# visudo: write error: No space left on device



## sandeepgupta (Apr 16, 2012)

Hi All,

This is Sandeep Gupta,

I am facing a problem with sudo command.
Whenever i am executing the command "visudo" i am getting the error "visudo: write error: No space left on device".
but i have checked on my Solaris Box [SunOs 5.8] everything is ok, i have enough free space on my box, and also have enough free INODES.
When i use " vi " command to open the sudoers file, its accessible, but not able to do any changes in the sudoers file.
I have attached the screen shot of the required commands and output.
Please find the attached file, for your reference.
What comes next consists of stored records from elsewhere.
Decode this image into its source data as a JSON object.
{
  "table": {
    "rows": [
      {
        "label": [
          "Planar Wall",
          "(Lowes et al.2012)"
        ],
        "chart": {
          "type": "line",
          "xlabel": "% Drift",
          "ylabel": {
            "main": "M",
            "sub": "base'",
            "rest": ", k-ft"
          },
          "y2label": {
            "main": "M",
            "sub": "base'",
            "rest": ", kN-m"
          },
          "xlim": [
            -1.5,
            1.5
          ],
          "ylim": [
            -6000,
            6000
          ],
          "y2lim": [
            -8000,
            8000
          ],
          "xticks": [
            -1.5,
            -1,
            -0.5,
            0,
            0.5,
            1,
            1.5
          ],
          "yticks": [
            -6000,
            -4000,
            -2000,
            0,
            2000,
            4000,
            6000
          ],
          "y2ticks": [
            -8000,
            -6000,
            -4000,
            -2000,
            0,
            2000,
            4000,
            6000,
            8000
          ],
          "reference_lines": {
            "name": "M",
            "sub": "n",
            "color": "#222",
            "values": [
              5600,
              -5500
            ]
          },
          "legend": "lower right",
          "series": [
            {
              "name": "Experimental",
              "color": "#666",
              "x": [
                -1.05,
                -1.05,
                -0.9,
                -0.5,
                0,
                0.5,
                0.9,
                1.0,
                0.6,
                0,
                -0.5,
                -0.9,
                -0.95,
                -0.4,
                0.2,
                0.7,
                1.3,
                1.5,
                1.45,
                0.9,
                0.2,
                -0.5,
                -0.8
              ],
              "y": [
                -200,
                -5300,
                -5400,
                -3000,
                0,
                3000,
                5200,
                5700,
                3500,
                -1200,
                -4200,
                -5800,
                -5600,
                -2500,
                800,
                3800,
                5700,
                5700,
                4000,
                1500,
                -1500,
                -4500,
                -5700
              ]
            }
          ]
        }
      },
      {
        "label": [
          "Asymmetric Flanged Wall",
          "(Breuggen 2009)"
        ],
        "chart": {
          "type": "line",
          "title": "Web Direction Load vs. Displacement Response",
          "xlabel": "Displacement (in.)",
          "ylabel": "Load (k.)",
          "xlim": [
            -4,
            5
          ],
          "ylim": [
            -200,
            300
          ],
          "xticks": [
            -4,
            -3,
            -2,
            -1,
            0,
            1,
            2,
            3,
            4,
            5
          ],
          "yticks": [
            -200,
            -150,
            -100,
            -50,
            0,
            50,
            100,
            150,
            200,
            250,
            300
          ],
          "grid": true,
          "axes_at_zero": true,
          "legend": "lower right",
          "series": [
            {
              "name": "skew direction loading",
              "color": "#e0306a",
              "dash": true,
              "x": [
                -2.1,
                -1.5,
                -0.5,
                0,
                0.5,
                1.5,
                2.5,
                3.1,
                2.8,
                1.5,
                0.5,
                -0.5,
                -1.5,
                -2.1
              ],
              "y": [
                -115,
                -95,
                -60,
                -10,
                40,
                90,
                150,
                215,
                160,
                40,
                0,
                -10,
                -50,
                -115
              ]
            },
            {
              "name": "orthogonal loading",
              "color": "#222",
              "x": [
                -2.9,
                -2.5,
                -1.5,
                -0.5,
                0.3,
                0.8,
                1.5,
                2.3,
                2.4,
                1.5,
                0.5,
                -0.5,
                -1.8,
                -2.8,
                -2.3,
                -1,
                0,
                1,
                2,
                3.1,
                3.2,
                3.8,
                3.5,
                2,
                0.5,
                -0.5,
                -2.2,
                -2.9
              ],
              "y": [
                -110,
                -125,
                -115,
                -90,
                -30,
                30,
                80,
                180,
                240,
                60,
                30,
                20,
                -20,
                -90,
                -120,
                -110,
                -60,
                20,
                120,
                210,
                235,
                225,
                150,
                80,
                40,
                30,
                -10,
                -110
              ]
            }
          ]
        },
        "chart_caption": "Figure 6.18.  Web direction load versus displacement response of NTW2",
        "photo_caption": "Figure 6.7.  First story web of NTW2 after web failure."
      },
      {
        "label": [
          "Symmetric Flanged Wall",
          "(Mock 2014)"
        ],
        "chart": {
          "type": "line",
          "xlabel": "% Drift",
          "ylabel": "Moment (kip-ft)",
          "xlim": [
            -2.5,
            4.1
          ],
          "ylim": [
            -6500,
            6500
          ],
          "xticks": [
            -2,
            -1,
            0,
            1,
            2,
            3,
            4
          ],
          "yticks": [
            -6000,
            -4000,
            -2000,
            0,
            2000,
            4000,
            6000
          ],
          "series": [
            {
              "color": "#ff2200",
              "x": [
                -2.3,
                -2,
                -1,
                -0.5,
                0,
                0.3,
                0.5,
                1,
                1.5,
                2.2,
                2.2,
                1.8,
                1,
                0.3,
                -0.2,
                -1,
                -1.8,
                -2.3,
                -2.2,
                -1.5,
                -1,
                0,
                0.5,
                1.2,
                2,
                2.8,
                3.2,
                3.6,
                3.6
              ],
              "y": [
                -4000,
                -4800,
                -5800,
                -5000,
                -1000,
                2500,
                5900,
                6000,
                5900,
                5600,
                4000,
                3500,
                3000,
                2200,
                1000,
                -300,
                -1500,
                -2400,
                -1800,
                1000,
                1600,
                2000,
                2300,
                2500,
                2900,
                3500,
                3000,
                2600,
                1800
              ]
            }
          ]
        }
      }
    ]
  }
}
Please help me, I need an urgent help.....

Thanks,
Sandeep Gupta


----------



## hal8000 (Dec 23, 2006)

Hi Sandeep,
No you dont have enough space on your / partition. It is 95% full and your Solaris, is either trying to move data to/from swap file before completing that command.

Look at /dev/md/dsk/d10 that partition is 95% full. 
Your first command is showing you available inodes, df -k shows you available drive space.
As Solaris and FreeBSD partitions are divided into slices, then you need to free up some space. If you have created home users, then delete any temp files, any cached web files and any temp files.

I am sure visudo will work then.


----------